🤖 AI Summary
This study investigates the evolving adoption and human-AI collaboration mechanisms of large language models (LLMs) in knowledge work. Addressing the lack of longitudinal empirical evidence, we conducted two waves of longitudinal surveys (N=216, N=107) complemented by mixed methods—including quantitative analysis, temporal comparison, topic modeling, and qualitative coding—to systematically track LLM usage over one year in authentic workplace settings. We propose a three-dimensional adoption framework—task-level, process-level, and data-level—that captures the critical transition from isolated tool use to deep workflow integration and private data fusion.
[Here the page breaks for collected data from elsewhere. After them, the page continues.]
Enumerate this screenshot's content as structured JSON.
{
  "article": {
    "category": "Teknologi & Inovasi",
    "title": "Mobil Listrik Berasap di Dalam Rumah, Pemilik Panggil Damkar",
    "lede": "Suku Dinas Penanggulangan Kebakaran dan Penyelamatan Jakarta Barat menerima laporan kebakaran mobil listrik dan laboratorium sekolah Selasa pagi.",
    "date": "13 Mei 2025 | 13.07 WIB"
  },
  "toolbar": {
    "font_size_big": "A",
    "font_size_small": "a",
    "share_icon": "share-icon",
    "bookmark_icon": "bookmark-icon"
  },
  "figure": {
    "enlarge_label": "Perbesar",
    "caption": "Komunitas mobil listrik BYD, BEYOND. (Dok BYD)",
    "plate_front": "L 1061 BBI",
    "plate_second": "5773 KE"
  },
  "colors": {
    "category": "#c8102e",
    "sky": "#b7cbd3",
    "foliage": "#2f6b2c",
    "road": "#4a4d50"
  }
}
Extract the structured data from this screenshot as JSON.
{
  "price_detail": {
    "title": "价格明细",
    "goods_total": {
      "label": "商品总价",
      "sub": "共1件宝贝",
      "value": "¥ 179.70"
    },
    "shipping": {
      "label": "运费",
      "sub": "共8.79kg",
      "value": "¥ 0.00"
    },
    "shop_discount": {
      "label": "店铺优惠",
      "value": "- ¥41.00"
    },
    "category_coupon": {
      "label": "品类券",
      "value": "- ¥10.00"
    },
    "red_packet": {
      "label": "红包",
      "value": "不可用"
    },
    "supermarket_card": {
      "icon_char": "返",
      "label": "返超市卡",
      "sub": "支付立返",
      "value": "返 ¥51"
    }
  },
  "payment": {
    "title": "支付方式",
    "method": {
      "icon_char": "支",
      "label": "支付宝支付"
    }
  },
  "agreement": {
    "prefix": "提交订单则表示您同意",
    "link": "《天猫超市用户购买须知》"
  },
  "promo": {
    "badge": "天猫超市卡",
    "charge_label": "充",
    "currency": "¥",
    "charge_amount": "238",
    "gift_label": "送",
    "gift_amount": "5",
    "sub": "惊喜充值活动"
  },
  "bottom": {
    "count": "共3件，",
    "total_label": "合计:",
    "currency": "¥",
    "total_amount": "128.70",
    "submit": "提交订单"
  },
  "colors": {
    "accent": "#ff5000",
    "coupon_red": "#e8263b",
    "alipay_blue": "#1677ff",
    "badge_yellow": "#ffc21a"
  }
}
Results identify high-frequency applications (e.g., code generation, text refinement) and persistent bottlenecks (e.g., data privacy, output controllability), while empirically confirming knowledge workers’ strong preference for embedding LLMs into local systems and core business processes. The study contributes both a theoretical framework and actionable insights for designing effective, context-aware AI-augmented work systems.
📝 Abstract
Large Language Models (LLMs) have introduced a paradigm shift in interaction with AI technology, enabling knowledge workers to complete tasks by specifying their desired outcome in natural language. LLMs have the potential to increase productivity and reduce tedious tasks in an unprecedented way. A systematic study of LLM adoption for work can provide insight into how LLMs can best support these workers. To explore knowledge workers' current and desired usage of LLMs, we ran a survey (n=216). Workers described tasks they already used LLMs for, like generating code or improving text, but imagined a future with LLMs integrated into their workflows and data. We ran a second survey (n=107) a year later that validated our initial findings and provides insight into up-to-date LLM use by knowledge workers. We discuss implications for adoption and design of generative AI technologies for knowledge work.